Primo ko in campionato per i blancos dello Special One, martedì avversari dei nerazzurri in Champions. A Siviglia la decide all’81’ Parrott, poi caldissimo finale con rete annullata a Espi e il francese che sbaglia dal dischetto. Il Barça può già scappare
Una caduta che farà rumore, in vista del debutto in Champions di martedì con l’Inter. Dopo 3 vittorie su 3 in questo avvio di Liga il Real Madrid di Mourinho è caduto 1-0 a Siviglia col Betis con 3 legni, un gol annullato all’87’ a Carlos Espì per fuorigioco e un rigore parato a Mbappé al 94’ con possibile ripetizione per l’ingresso prematuro in area di Bartra vagliata dal Var e poi scartata, ma il difensore ex Barça è dentro i 16 metri quando il francese calcia malamente offrendo il miracolo ad Alvaro Valle, che poi gli festeggia in faccia in maniera scomposta. Mourinho era già stato ammonito in precedenza e si è trattenuto. E avrà modo di pensare alle casualità della vita: a condannare il Madrid è stato l’irlandese Troy Parrott, che quando aveva 17 anni, fine 2019, debuttò in prima squadra col Tottenham per mano dello Special One, che a fine partita gli regalò un pallone del match. Parrott era entrato 12 minuti prima al posto del ‘Cucho’ Hernandez. Il Madrid arriva a 5 trasferte consecutive di Liga col Betis senza vittorie, e tra oggi e domani può essere superato dall’Atletico (impegnato a Bilbao) e staccato dal Barça (in campo a Mestalla).
le scelte di mourinho—
Analizziamo le scelte di Mou in vista della partita con l’Inter. Stesso 11 nelle prime due partite, 5 cambi per la terza.
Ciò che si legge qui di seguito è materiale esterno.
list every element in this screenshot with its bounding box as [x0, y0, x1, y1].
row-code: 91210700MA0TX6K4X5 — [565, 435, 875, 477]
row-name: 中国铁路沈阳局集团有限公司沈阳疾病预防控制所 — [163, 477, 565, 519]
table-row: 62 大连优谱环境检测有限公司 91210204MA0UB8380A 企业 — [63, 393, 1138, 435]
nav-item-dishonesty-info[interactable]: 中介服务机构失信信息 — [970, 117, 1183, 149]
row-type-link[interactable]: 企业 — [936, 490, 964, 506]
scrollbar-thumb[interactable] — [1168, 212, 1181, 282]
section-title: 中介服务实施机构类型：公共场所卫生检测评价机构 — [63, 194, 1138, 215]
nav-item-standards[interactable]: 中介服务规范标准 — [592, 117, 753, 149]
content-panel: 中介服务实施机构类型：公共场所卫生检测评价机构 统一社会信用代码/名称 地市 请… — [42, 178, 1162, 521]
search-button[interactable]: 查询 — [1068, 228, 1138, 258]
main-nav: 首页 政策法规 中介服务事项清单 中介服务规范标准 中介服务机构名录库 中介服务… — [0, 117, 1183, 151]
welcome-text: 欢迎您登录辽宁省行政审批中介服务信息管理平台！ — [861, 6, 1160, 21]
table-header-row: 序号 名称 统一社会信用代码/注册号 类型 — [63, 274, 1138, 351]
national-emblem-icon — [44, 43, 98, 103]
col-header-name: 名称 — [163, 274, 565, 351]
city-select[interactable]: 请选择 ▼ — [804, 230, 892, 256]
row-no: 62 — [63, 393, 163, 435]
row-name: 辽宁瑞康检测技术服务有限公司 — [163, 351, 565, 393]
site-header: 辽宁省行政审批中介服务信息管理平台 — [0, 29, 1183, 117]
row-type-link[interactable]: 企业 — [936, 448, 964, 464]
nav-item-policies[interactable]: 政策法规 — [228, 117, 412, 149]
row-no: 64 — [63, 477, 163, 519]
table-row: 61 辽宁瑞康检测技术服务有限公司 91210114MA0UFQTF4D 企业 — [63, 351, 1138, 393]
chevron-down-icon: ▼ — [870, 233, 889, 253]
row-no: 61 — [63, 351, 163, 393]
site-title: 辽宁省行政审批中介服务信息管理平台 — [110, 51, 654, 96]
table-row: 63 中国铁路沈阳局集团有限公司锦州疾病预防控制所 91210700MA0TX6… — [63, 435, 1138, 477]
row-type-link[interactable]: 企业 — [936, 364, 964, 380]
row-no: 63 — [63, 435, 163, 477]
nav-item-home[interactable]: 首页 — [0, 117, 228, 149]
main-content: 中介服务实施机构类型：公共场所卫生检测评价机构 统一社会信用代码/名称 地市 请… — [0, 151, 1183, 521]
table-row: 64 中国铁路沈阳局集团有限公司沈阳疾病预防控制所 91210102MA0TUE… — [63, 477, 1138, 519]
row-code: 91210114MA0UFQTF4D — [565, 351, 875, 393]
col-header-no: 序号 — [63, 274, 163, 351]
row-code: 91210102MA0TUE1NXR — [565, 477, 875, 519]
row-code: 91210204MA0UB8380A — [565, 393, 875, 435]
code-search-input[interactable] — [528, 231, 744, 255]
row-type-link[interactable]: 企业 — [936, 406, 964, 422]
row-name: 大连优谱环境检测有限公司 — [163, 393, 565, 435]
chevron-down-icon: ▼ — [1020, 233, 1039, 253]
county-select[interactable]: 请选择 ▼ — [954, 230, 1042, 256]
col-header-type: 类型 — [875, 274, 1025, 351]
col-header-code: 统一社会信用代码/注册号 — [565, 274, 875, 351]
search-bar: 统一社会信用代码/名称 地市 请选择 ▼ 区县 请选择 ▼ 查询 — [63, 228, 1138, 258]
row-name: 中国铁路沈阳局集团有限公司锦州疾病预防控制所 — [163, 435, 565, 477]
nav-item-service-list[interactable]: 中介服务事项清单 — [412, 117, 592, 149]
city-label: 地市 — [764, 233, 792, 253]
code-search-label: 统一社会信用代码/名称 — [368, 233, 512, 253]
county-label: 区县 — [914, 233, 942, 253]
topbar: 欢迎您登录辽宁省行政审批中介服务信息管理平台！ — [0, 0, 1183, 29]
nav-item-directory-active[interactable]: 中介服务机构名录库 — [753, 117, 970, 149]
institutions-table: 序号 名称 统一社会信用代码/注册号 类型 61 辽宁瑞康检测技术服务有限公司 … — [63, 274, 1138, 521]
In questa quarta prova sono tornati titolari Dumfries, Konaté e Arda Guler, che si portano quindi sul 3-1 su Alexander-Arnold, Rudiger e Brahim, mentre pareggiano il conto, 2-2, Camavinga e Bernardo Silva e Cucurella e Carreras. I titolarissimi sono 6: Courtois, Huijsen, Valverde e il trio delle meraviglie Bellingham, Vinicius e Mbappé, assai appannati. Mai titolare finora il carissimo Diomande. Ricordiamo che il Madrid ha 7 assenti: Tchouameni, Militao, Rodrygo, Endrick, Asencio, Mendy e Thiago Pitarch. Per quanto riguarda la partita con l’Inter può recuperare solo il primo, e sarà fondamentale perché Valverde, Camavinga e Bernardo Silva sono tutti squalificati.
mbappè, che errore—
Il Madrid, guidato da un ispiratissimo Arda Guler, come nelle prime 3 uscite ha iniziato controllando la gara imponendo la sua superiorità qualitativa e tecnica senza problemi, con il Betis preoccupato, chiuso e incapace di portare il pallone a Isco ed Antony, gli unici in grado di impensierire l’avversario. La squadra di Pellegrini è migliorata a metà della prima frazione, ma è andata al riposo senza incassare gol solo per la perizia del portiere Alvaro Valles (tre belle parate) e la scarsa precisione di Vinicius, che con poco angolo ma a porta vuota ha preso il palo, e Mbappé, che in un paio di secondi ha sparato contro Natan e Bartra due conclusioni destinate a miglior sorte. Nella ripresa l’uscita di Arda Guler, che ha rischiato di essere espulso, ha tolto luce al Madrid che però pur abbassando il ritmo ha colpito due traverse con Huijsen e Mbappé, ha visto Alvaro Valle fare altre due grandi parate prima del rigore finale. I Blancos sono stati trafitti da Parrott all’81’: miracolo di Courtois su un colpo di testa di Deossa su calcio d’angolo, l’irlandese rapidissimo al rimbalzo e decisivo. Il Real complessivamente ha più che meritato il pari, se non la vittoria, ma torna a Madrid senza punti con Mou pieno di rabbia al termine di una serata bollente, per temperatura e decisioni arbitrali.